Analysis and application of the acoustic interfered field distortion for acoustic forward-scattering detection of underwater targets

The signal to direct-blast ratio SDRF in acoustic forward-scattering detection can measure the relative magnitudes of the forward scattered wave and the direct-blast, but it does not consider the interference between the two waves. These two waves interfere together actually and are difficult to separate, so SDRF is difficult to apply in target detection and analysis directly. Based on the signal to direct-blast ratio and considering the interference effect of the forward scattered wave and the direct-blast, a new parameter called the acoustic interfered field distortion ∆FTL is developed, and the corresponding calculation formula is also deduced. Compared with SDRF, ∆FTL can be obtained directly from data, which has the advantage of not relying on prior information to a certain extent.

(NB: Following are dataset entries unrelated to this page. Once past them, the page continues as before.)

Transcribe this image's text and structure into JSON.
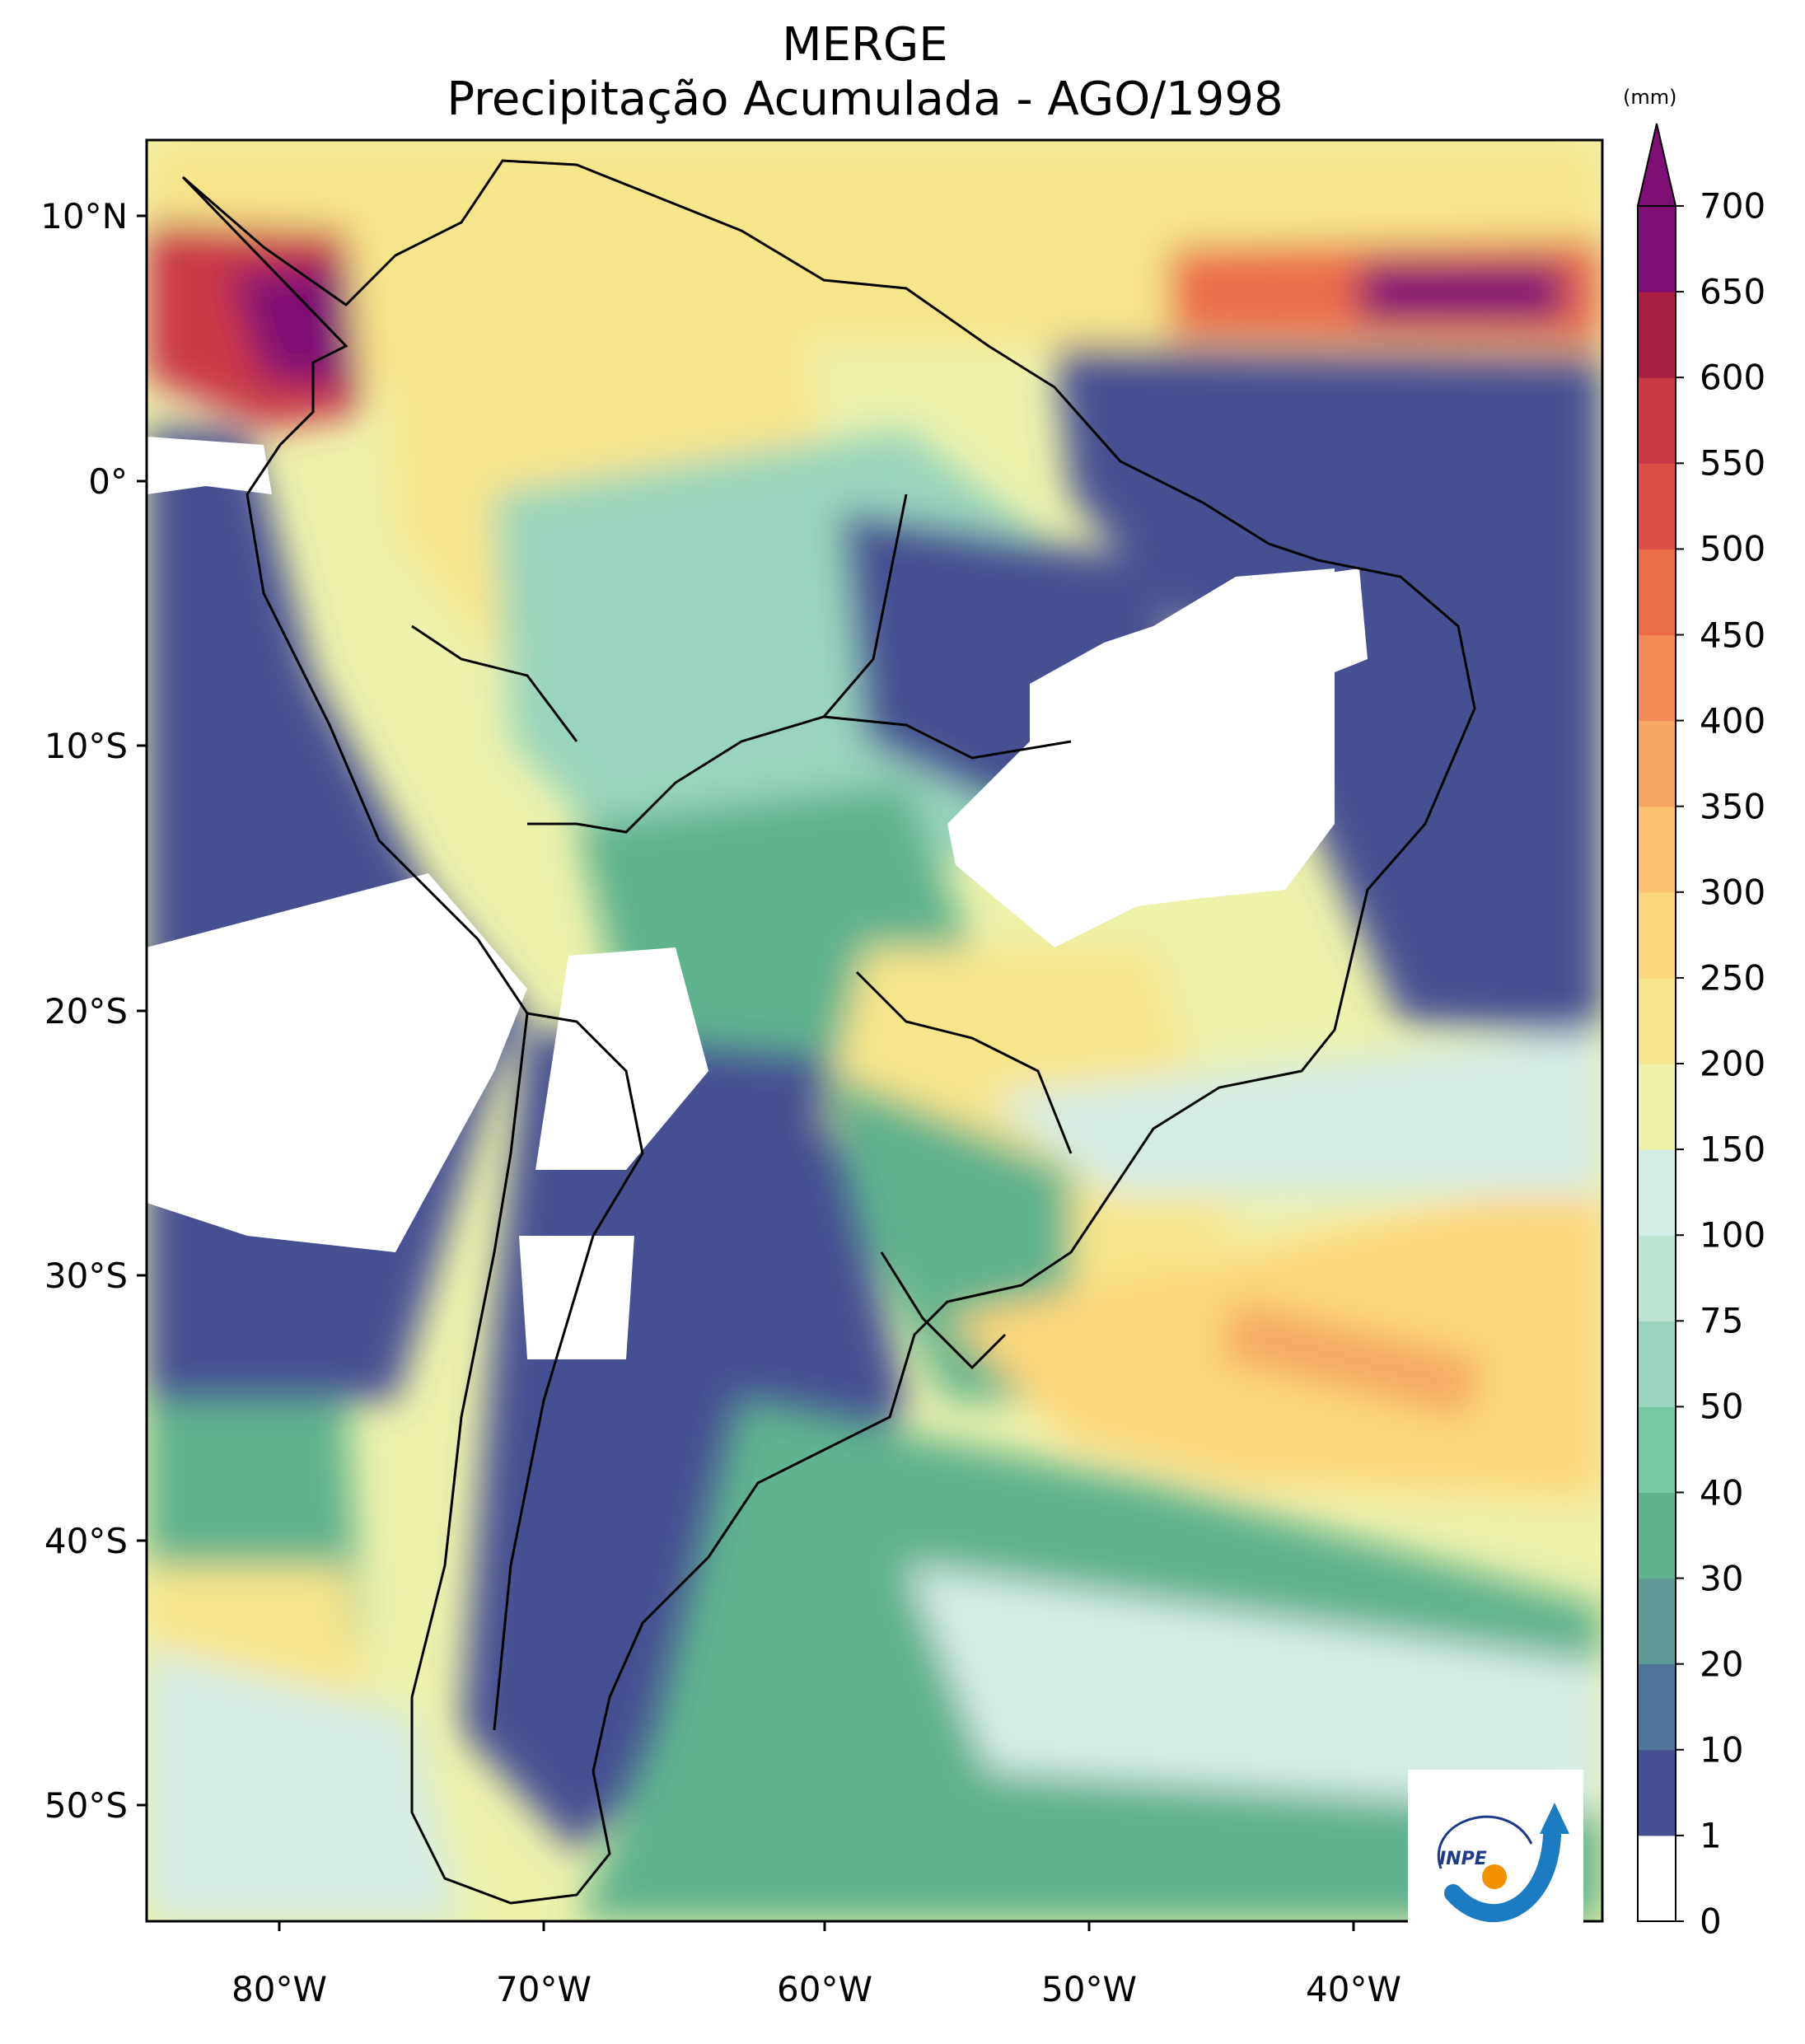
{
  "title": {
    "line1": "MERGE",
    "line2": "Precipitação Acumulada - AGO/1998"
  },
  "map": {
    "lat_ticks": [
      "10°N",
      "0°",
      "10°S",
      "20°S",
      "30°S",
      "40°S",
      "50°S"
    ],
    "lon_ticks": [
      "80°W",
      "70°W",
      "60°W",
      "50°W",
      "40°W"
    ],
    "extent": {
      "lon_min": -85,
      "lon_max": -30,
      "lat_min": -56,
      "lat_max": 13
    }
  },
  "colorbar": {
    "unit": "(mm)",
    "ticks": [
      "0",
      "1",
      "10",
      "20",
      "30",
      "40",
      "50",
      "75",
      "100",
      "150",
      "200",
      "250",
      "300",
      "350",
      "400",
      "450",
      "500",
      "550",
      "600",
      "650",
      "700"
    ],
    "colors": [
      "#ffffff",
      "#474f93",
      "#4f7499",
      "#5e9a95",
      "#5fb38f",
      "#76c9a2",
      "#99d5be",
      "#bde3d3",
      "#d6ece6",
      "#eef2ab",
      "#f5e58b",
      "#fbd77b",
      "#fbc272",
      "#f7a763",
      "#f38c57",
      "#ea6d48",
      "#dc4e44",
      "#c93846",
      "#aa1f44",
      "#7f0e75"
    ]
  },
  "logo": {
    "text": "INPE"
  }
}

Based on this formula and combined with data from the Qiandao Lake scaled-target detection experiment, (1) the acoustic wave is found to be spherical wave by estimating the geometric expansion loss coefficient, and the results are consistent with the simulation results of ray sound field model based on the measured hydrological parameters, (2) the relation between ∆FTL and the target crossing position is quantitatively confirmed, which proves the effectiveness of the ∆FTL formula, (3) a performance evaluation scheme independent of prior information is established for direct-blast suppression techniques and then applied to the adaptive direct wave suppression method. The influences from acoustic leakage and attitude-angle disturbance of the target on the results can be ignored. These results show that ∆FTL can effectively replace SDRF, providing theoretical references for conducting performance evaluations on the acoustic forward-scattering detection analysis or the direct-blast suppression effect. © 2021 Acta Acustica.